Кроме внука и стражников, молча застывших в отдалении, здесь были еще две женщины. Одна стояла, смиренно потупив голову, как подобает служанке, хотя платье на ней было княжеское. Ее хозяйка стояла между Жирным Герцогом и пустым креслом, на котором лежал шлем с султаном. «Виоланта! — подумала Мегги. — Дочь Змееглава и жена Козимо». Да, это, конечно, она, Уродина, как все ее тут звали. Фенолио рассказывал о ней Мегги, подчеркивая, что задумывал ее как второстепенную фигуру: несчастную дочь несчастной матери и отвратительного отца. «Какая нелепость — сделать ее женой Козимо Прекрасного! — говорил Фенолио. — Но в том-то и дело, что эта история вытворяет, что хочет».
Виоланта была одета в черное, как и ее сын. Ее платье тоже было расшито жемчужными слезами, но мерцание драгоценностей не шло к ней. Лицо ее как будто нарисовали бледным карандашом на грязноватой бумаге, и от темного шелка оно казалось еще бесцветнее. Лишь одно бросалось в глаза на этом лице: темно-красная родинка размером с цветок мака, уродовавшая левую щеку.
Пока Мегги с Фенолио шли по темному залу к трону, Виоланта, нагнувшись к свекру, что-то тихо говорила ему. Жирный Герцог слушал с неподвижным лицом, но потом кивнул, и мальчик с облегчением скатился с высокого кресла.

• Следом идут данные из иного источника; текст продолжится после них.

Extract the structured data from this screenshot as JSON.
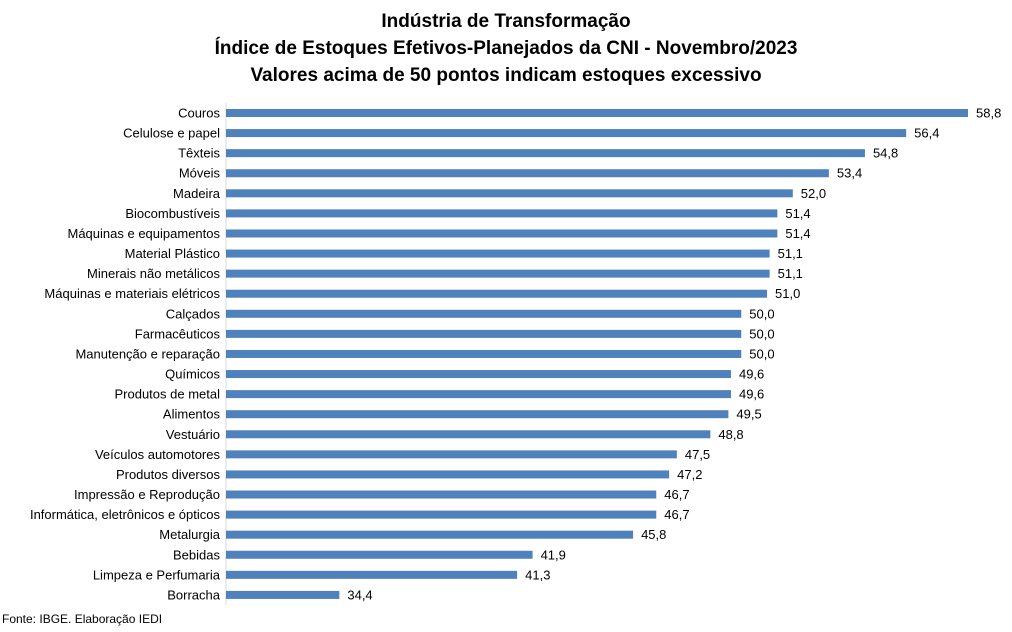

Фенолио подал Мегги знак остановиться. Почтительно склонив голову, он отступил в сторону и шепнул Мегги, чтобы она сделала то же. Виоланта, величественно проплывая мимо них, кивнула Фенолио, а Мегги не удостоила даже взглядом. На мраморные изваяния своего покойного супруга она тоже не смотрела. Казалось, Уродине не терпится поскорее уйти из мрачного зала, ничуть не меньше, чем ее сыну. Служанка, шедшая за ней, чуть не задела Мегги платьем. На вид она была ненамного старше. Волосы ее отливали рыжиной, похожей на отблеск огня, и она носила их распущенными, что вообще-то позволялось в этом мире только комедианткам. Мегги никогда не видела более красивых волос.
— Ты опаздываешь, Фенолио! — сказал Жирный Герцог, как только закрылась дверь за женщинами и мальчиком. Голос у него был по-прежнему сдавленный, как бывает у толстяков. — Что, слова у тебя совсем иссякли?
— Слова у меня иссякнут только вместе с дыханием, мой повелитель! — ответил Фенолио с поклоном.
Мегги не знала, должна ли и она кланяться, и на всякий случай изобразила неумелый реверанс.
Вблизи стало еще заметнее, как одряхлел Жирный Герцог. Кожа у него была, как увядшие листья, а белки глаз напоминали пожелтевшую бумагу.
— Кто эта девушка? — Он посмотрел на Мегги усталым взглядом. — Твоя служанка? Для любовницы она, похоже, слишком молода?
Мегги почувствовала, как кровь заливает ей щеки.
— Как вы могли подумать такое, ваша милость! — Фенолио обнял Мегги за плечи. — Это моя внучка, приехала меня навестить. Мой сын надеется, что я подыщу ей подходящего мужа, а где же его искать, как не на великолепном празднике, который вы сегодня даете?
Мегги покраснела еще сильнее, но заставила себя улыбнуться.
— Вот как. У тебя есть сын? — В голосе печального Герцога прозвучала такая зависть, словно он и не думал, что кто-то из его подданных может наслаждаться счастьем иметь живого сына. — Не следует отпускать детей слишком далеко, — пробормотал он, не сводя глаз с Мегги. — А то может случиться, что они не вернутся.
Мегги не знала, куда глаза девать.
— Я скоро вернусь к отцу, — сказала она. — Он это знает.
«Будем надеяться», — добавила она про себя.
— Да, конечно. Она вернется к отцу — в свое время. — В голосе Фенолио звучала досада. — Однако позвольте перейти к цели моего посещения.
Он достал из-за пояса пергаментный свиток, который так старательно запечатывал Розенкварц, и, почтительно опустив голову, поднялся по ведущим к трону ступеням.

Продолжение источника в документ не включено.